»Der Kranke ist der Hellsichtige, keinem anderen ist das Weltbild klarer. Wenn er die Hölle, so hatte er fortan das Krankenhaus bezeichnet, verlassen habe seien die Schwierigkeiten, die es ihm in letzter Zeit unmöglich gemacht hätten zu arbeiten, beseitigt. Der Künstler, insbesondere der Schriftsteller, hatte ich von ihm gehört, sei geradezu verpflichtet, von Zeit zu Zeit ein Krankenhaus aufzusuchen, [...]. Es sei das eine unbedingte Voraussetzung. Der Künstler, insbesondere der Schriftsteller, der nicht von Zeit zu Zeit ein Krankenhaus aufsuche, also einen solchen lebensentscheidenden existenznotwendigen Denkbezirk aufsuche, verliere sich mit der Zeit in die Wertlosigkeit, weil er sich in der Oberflächlichkeit verheddere. […]

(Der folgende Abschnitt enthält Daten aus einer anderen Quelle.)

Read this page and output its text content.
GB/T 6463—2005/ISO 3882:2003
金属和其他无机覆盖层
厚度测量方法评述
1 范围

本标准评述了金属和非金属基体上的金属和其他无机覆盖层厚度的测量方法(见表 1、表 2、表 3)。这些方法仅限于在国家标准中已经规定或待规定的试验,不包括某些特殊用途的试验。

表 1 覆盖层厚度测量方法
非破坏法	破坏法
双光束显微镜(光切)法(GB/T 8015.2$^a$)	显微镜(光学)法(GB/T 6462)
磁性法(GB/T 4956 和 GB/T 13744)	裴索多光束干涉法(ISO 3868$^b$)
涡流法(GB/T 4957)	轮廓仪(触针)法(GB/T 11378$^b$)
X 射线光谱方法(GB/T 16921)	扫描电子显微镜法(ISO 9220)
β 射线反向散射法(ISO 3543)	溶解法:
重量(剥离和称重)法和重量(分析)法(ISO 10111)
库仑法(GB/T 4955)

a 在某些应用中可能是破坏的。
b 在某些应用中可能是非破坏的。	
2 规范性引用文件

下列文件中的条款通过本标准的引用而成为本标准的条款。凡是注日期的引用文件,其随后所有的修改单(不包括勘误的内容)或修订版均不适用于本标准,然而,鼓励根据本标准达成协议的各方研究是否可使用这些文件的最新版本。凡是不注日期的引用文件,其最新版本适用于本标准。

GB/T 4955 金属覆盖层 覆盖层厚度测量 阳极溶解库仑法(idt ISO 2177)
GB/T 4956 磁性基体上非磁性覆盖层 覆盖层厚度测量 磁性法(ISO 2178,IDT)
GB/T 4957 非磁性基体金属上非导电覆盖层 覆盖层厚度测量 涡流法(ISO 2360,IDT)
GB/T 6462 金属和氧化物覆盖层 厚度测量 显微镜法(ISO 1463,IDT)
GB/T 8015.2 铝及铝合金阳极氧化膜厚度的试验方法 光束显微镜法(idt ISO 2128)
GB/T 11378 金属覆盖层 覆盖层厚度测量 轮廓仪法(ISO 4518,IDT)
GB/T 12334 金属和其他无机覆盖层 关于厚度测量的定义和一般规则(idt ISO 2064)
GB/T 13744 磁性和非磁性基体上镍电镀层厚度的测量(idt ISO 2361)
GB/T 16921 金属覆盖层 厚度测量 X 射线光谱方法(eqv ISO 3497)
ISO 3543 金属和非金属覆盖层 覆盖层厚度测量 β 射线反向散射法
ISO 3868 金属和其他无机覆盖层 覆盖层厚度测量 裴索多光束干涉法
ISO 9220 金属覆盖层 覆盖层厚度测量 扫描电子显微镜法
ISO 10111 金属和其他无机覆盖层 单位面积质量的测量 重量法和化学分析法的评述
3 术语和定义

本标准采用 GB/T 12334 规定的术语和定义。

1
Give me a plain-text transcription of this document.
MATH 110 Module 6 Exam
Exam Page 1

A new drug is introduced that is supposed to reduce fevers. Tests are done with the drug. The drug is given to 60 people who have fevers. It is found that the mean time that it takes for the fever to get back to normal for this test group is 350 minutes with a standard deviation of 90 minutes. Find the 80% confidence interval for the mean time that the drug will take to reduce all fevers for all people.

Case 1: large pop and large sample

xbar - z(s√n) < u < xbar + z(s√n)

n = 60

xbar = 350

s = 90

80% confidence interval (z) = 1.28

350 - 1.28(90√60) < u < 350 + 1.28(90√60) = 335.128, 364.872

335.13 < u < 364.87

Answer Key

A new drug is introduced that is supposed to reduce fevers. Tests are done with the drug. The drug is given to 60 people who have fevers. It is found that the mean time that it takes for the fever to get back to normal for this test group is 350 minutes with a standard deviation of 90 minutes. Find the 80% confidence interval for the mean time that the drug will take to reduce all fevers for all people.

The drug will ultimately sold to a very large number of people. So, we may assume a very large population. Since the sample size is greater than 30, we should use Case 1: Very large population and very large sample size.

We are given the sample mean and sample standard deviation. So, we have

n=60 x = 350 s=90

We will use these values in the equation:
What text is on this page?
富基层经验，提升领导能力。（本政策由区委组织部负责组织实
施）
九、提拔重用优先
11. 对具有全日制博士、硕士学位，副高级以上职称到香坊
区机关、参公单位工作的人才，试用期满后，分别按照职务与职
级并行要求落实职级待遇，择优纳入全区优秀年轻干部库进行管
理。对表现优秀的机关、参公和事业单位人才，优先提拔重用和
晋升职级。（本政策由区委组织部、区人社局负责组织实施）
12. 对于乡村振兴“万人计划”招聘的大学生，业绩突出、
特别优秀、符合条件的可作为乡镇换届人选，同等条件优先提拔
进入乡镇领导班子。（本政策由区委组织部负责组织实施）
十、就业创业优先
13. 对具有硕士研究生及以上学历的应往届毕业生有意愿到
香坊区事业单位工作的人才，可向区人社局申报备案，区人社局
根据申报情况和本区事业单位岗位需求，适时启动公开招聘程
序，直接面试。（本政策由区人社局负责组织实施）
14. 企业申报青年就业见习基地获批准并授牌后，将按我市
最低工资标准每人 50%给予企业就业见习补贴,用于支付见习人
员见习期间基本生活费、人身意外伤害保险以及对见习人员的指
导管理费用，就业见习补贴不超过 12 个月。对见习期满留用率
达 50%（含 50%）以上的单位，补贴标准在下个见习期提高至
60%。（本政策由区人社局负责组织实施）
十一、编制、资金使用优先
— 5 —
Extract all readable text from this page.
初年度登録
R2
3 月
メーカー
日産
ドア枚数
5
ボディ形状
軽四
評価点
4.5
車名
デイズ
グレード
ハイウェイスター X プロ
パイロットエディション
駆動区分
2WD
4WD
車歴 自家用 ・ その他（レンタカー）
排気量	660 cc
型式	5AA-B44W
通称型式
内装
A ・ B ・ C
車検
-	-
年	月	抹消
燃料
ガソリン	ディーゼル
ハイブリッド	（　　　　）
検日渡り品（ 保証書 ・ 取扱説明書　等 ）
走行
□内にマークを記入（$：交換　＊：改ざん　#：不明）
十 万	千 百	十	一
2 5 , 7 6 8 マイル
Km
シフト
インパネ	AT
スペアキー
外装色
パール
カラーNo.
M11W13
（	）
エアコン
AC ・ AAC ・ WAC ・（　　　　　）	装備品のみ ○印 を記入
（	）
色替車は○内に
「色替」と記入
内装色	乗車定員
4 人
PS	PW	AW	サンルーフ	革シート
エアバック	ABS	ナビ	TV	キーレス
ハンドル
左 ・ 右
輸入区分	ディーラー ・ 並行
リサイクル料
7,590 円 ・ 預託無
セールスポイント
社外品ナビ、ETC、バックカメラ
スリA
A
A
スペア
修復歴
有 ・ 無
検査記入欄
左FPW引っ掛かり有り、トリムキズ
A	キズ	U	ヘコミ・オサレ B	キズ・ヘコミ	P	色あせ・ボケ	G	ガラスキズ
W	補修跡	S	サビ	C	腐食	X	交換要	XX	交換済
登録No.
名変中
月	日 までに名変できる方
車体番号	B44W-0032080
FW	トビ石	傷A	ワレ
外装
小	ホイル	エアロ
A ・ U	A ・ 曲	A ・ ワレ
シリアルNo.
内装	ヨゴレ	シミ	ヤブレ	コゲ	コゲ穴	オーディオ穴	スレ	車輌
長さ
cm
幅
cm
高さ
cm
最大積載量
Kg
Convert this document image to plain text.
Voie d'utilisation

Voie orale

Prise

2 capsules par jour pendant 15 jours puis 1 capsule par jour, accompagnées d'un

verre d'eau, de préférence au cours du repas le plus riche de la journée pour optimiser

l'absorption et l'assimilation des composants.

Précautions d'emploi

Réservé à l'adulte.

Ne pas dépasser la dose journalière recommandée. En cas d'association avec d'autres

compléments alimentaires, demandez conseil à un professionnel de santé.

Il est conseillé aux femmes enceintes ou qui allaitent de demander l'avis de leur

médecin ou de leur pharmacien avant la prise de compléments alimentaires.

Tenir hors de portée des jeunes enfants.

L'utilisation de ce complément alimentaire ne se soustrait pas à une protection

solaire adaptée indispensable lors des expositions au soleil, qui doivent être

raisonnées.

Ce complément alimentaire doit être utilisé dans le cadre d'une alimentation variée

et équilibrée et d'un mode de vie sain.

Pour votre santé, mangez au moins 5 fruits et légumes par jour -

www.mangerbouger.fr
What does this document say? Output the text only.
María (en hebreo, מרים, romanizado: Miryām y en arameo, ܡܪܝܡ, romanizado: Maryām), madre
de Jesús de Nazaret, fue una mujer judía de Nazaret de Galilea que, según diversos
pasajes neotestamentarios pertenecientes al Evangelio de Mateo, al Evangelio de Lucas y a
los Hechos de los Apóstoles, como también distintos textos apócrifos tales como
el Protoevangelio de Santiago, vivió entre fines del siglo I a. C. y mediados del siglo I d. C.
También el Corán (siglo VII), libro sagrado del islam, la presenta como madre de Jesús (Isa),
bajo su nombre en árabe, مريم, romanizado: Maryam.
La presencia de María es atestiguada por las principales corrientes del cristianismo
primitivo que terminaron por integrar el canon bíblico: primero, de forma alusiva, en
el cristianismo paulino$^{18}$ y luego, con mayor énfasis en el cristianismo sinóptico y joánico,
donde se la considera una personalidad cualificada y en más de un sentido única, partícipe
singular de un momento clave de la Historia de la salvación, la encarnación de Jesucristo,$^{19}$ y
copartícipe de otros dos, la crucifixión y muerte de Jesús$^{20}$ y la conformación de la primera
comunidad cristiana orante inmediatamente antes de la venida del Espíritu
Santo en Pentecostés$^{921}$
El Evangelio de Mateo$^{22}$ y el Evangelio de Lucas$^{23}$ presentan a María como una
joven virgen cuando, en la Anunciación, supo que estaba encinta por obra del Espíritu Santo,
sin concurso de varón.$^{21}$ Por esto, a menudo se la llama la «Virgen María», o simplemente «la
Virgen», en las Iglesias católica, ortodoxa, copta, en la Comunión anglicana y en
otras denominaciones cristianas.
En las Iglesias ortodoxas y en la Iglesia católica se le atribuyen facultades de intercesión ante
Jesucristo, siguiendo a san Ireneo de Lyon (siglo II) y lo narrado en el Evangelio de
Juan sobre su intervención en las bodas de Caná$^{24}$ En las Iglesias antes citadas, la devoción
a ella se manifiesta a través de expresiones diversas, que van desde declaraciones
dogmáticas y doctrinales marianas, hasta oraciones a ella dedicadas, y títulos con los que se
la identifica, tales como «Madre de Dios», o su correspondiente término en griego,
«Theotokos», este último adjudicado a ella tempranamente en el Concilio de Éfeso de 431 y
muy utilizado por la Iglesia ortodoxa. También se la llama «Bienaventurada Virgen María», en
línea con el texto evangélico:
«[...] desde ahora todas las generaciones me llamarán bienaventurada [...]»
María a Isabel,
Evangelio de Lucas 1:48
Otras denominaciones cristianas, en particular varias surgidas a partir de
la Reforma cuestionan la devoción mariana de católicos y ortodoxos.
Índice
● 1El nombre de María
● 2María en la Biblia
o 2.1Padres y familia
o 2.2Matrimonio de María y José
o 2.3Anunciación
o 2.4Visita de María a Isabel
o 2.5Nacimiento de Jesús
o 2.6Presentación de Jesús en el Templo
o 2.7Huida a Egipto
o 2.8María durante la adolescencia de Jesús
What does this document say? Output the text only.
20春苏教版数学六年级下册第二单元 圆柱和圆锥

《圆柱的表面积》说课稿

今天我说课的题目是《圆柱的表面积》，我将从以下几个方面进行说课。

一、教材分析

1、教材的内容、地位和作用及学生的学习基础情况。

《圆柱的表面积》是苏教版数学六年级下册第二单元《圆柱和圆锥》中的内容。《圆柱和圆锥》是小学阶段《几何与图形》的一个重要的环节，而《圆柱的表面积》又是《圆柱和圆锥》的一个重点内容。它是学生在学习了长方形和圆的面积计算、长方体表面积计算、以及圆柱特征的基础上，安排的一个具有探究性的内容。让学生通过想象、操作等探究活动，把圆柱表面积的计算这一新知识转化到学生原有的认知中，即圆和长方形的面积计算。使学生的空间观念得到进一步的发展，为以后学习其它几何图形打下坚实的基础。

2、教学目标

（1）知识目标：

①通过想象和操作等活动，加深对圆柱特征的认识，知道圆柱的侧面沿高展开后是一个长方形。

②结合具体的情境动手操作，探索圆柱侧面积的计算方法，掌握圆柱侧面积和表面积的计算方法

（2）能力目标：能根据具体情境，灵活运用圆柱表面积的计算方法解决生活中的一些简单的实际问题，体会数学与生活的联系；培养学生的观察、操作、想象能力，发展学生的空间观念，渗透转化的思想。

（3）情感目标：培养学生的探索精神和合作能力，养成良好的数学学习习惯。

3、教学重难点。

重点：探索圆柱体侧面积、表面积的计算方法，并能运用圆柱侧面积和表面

In diesem Denkbezirk erreichen wir, was wir außerhalb niemals erreichen können, das Selbstwußtsein und das Bewußtsein alles dessen, das ist. Es könne sein, so mein Großvater, daß er seine Krankheit erfunden habe, um in den Denkberzirk des Bewußtseins hineinzukommen. Möglicherweise hätte auch ich zu demselben Zweck meine Krankheit erfunden. Es spiele aber keine Rolle, ob es sich um eine erfundene oder um eine tatsächliche Krankheit handle, wenn sie nur dieselbe Wirkung hervorriefe.«


   

Thomas Bernhard: Der Atem. Eine Entscheidung. Salzburg, Wien: Residenz Verlag 1978.